Question

How do you determine the convergence or divergence of `sum_(n=1)^(oo) (-1)^(n+1)/n`?

Answer 1

The series is convergent and its sum is:

`sum_(n=1)^oo (-1)^(n+1)/n = ln2`

Explanation:

Leibniz's theorem states that a sufficient condition for the series with alternating signs:

`sum_(n=1)^oo (-1)^n a_n`
to be convergent is that:

(i) `a_(n+1) <= a_n`

(ii) `lim_(n->oo) a_n = 0`

Given: `a_n = 1/n` both conditions are satisfied so the series is convergent.

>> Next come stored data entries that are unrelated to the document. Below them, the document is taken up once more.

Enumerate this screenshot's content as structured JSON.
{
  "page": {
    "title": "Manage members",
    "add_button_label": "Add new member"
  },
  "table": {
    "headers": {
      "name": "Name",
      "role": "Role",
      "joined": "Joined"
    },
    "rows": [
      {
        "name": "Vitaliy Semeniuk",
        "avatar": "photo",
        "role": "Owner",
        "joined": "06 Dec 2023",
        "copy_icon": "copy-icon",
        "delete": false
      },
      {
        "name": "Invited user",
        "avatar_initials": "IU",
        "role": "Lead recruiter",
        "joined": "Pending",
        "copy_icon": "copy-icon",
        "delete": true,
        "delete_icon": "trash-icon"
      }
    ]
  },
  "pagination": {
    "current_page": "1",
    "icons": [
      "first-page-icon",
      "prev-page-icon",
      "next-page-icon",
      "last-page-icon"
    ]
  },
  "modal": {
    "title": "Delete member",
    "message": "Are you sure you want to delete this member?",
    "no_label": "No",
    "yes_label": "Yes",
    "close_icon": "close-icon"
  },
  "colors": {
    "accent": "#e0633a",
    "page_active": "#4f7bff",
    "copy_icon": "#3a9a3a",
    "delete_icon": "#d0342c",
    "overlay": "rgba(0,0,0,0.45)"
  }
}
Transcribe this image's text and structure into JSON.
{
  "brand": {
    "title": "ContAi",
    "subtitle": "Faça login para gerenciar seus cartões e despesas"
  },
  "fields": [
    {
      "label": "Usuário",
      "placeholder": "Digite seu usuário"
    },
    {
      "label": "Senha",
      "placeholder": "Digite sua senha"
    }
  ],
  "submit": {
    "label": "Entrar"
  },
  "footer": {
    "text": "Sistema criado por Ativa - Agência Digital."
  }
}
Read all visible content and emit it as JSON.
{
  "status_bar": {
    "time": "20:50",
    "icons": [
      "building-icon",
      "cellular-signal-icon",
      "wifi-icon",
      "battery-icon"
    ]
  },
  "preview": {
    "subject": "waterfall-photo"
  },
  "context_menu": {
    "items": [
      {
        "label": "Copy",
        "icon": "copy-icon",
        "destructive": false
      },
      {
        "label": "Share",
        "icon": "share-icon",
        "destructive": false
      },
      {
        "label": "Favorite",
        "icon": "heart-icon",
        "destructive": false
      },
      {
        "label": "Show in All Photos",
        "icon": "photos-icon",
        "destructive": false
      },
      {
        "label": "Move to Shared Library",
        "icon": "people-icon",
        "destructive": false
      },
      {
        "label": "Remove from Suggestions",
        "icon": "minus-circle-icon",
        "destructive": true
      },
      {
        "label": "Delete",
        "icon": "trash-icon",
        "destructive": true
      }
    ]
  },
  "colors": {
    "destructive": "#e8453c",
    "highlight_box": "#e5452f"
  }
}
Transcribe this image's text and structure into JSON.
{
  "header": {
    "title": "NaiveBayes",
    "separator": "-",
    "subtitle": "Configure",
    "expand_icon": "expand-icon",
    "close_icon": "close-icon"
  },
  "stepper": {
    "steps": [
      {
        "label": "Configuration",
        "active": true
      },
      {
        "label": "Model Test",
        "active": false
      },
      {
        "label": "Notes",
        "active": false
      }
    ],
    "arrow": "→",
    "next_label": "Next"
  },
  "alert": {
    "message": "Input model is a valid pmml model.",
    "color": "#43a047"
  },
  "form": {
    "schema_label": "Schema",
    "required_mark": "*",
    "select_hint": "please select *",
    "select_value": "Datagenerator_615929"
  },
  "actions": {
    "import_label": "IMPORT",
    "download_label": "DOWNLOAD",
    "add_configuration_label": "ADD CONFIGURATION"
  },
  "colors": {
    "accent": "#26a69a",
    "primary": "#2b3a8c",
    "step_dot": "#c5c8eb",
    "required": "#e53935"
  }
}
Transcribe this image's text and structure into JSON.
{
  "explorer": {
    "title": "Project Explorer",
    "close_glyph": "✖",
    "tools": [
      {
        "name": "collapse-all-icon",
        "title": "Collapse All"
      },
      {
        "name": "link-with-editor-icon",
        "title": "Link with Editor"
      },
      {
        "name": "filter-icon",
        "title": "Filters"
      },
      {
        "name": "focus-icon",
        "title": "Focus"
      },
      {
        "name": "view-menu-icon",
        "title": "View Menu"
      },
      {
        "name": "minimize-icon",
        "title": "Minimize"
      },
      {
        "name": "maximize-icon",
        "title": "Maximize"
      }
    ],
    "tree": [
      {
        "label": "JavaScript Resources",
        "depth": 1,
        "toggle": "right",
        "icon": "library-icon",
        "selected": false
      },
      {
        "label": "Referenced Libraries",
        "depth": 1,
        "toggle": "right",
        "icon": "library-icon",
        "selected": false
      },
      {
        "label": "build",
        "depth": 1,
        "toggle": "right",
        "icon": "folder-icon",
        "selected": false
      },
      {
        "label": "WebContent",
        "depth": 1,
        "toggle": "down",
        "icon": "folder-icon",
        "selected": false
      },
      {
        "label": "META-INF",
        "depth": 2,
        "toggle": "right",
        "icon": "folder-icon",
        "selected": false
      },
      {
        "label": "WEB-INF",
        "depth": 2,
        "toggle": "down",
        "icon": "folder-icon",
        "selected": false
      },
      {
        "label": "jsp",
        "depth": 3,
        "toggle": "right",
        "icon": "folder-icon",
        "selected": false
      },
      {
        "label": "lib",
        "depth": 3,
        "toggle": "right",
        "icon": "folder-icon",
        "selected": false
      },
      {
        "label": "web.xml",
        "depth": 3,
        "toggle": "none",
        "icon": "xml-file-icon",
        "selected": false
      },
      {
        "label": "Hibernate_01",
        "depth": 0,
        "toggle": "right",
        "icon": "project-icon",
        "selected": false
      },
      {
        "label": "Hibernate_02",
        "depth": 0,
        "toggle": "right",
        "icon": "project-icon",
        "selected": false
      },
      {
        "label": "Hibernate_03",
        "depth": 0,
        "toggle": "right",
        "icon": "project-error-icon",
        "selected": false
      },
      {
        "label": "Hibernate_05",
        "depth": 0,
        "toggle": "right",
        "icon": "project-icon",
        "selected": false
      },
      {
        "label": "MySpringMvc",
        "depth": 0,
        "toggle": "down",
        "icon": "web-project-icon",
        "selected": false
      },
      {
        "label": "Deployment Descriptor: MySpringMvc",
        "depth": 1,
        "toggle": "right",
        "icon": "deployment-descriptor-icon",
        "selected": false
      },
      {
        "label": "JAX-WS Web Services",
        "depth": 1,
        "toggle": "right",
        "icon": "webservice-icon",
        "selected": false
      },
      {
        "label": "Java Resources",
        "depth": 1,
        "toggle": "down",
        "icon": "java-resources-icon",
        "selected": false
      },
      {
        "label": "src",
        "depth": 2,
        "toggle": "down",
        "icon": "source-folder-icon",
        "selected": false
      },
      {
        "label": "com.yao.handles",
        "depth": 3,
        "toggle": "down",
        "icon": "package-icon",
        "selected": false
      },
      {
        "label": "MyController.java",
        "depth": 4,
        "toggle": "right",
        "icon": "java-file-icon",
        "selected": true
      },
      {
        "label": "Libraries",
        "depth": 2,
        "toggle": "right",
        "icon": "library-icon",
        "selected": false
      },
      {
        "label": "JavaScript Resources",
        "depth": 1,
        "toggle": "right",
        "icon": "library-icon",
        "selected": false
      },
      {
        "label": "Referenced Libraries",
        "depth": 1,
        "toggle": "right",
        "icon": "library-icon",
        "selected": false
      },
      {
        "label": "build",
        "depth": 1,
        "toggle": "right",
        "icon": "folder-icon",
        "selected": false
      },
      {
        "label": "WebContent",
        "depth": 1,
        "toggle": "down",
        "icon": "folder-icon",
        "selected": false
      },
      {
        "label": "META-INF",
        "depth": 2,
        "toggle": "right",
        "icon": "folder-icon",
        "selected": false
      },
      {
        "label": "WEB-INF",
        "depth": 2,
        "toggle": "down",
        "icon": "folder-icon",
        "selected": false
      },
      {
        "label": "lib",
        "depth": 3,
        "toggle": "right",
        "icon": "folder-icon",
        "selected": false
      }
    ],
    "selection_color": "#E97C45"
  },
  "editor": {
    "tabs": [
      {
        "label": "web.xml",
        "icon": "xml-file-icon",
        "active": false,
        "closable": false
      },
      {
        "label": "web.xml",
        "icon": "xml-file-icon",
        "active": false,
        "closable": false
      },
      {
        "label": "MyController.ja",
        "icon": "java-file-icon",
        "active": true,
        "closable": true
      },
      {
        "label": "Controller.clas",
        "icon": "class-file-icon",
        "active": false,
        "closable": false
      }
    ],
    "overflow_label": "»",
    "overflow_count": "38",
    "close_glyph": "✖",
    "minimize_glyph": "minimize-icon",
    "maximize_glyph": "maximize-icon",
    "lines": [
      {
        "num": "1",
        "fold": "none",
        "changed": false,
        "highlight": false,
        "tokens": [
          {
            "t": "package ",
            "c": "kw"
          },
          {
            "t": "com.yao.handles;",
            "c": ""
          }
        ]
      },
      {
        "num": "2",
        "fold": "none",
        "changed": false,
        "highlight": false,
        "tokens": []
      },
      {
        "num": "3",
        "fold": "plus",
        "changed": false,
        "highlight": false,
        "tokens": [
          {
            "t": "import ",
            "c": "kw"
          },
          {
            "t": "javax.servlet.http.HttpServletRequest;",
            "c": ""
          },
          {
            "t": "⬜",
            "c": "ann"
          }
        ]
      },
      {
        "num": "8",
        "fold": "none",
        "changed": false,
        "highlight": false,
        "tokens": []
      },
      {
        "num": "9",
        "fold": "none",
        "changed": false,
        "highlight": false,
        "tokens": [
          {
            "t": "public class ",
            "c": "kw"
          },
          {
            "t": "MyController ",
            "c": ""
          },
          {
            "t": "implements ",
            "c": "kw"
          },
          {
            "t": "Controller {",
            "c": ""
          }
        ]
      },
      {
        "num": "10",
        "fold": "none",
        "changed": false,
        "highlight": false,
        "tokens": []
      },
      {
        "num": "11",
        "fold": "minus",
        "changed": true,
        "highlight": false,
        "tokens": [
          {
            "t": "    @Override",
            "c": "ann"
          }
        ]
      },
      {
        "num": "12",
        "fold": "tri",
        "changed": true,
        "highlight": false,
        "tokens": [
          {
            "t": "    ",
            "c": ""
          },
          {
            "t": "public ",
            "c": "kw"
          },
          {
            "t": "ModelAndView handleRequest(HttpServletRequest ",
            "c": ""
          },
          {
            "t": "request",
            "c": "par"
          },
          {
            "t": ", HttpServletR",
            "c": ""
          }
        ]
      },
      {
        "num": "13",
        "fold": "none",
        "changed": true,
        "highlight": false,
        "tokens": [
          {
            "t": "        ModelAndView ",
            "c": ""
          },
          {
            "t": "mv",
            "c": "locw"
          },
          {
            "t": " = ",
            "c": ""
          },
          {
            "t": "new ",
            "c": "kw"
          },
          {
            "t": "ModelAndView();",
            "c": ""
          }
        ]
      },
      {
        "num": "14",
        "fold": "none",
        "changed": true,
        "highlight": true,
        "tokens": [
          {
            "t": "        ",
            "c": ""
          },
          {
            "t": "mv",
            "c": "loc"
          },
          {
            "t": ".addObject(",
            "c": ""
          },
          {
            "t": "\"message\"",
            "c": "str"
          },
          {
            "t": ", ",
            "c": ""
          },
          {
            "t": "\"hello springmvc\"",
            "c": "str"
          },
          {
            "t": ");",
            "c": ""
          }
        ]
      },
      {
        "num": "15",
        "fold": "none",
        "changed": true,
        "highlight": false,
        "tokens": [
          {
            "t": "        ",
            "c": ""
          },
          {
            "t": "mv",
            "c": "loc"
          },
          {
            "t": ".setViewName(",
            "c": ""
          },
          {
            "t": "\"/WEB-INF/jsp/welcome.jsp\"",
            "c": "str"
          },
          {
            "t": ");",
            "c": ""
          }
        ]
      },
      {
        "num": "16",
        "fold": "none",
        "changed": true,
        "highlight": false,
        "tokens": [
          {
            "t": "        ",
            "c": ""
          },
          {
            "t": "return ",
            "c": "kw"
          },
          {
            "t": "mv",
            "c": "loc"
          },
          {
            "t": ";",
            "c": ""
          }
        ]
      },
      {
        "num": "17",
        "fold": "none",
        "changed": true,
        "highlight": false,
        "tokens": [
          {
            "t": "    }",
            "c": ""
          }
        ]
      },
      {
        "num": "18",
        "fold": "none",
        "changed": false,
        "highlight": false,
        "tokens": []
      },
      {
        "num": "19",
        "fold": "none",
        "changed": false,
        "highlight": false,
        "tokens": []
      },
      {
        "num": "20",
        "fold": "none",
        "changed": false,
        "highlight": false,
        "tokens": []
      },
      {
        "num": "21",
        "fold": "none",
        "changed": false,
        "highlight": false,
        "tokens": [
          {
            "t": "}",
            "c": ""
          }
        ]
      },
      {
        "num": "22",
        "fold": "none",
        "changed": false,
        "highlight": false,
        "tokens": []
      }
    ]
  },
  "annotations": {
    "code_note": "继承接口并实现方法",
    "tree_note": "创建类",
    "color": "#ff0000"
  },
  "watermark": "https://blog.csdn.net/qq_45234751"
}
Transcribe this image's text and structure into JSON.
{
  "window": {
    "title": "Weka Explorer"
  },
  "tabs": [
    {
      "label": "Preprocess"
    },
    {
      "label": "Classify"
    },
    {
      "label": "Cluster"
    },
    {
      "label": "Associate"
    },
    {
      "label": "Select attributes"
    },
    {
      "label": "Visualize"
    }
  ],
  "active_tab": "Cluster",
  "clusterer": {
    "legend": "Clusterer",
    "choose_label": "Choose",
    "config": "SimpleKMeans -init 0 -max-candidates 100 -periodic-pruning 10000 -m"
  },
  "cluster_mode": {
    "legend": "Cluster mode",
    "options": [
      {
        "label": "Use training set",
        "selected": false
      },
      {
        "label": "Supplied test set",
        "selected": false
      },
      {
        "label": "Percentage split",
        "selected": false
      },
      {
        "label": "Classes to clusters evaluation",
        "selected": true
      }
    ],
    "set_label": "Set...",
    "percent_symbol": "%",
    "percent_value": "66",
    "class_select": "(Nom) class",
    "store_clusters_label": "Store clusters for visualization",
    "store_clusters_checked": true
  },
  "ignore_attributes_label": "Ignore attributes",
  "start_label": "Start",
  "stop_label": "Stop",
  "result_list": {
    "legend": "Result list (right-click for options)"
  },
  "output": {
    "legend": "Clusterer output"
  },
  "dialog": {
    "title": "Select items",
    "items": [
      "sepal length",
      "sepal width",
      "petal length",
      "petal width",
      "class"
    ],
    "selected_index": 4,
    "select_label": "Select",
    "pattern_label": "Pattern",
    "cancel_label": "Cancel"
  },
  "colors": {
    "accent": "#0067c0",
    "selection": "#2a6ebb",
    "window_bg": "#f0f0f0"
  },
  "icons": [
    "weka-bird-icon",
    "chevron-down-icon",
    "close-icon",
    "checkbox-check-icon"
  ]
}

We can actually calculate its sum starting from the MacLaurin development of the function `ln(1+x)`

In fact:

`ln(1+x)|_(x=0) = 0`

`d/(dx) (ln(1+x)) = 1/(x+1) =(x+1)^(-1)`

`d^2/(dx^2) (ln(1+x)) = -(x+1)^(-2)`

`d^3/(dx^3) (ln(1+x)) = 2(x+1)^-3`

and we can easily conclude that:

`d^n/(dx^n) (ln(1+x)) =( -1)^(n-1)(n-1)! (x+1)^(-n)`

and for `x=0`

`d^n/(dx^n) (ln(1+x))|_(x=0) = ( -1)^(n-1)(n-1)! (1^(-n)) = ( -1)^(n-1)(n-1)!`

so that the MacLaurin series is:

`ln(1+x) = sum_(n=1)^oo (-1)^(n-1)(n-1)! x^n/(n!) = sum_(n=1)^oo (-1)^(n-1) x^n/n`

As `(-1)^(n-1) = (-1)^(n+1)` if we substitute `x=1` we have:

`ln2 = sum_(n=1)^oo (-1)^(n+1)/n`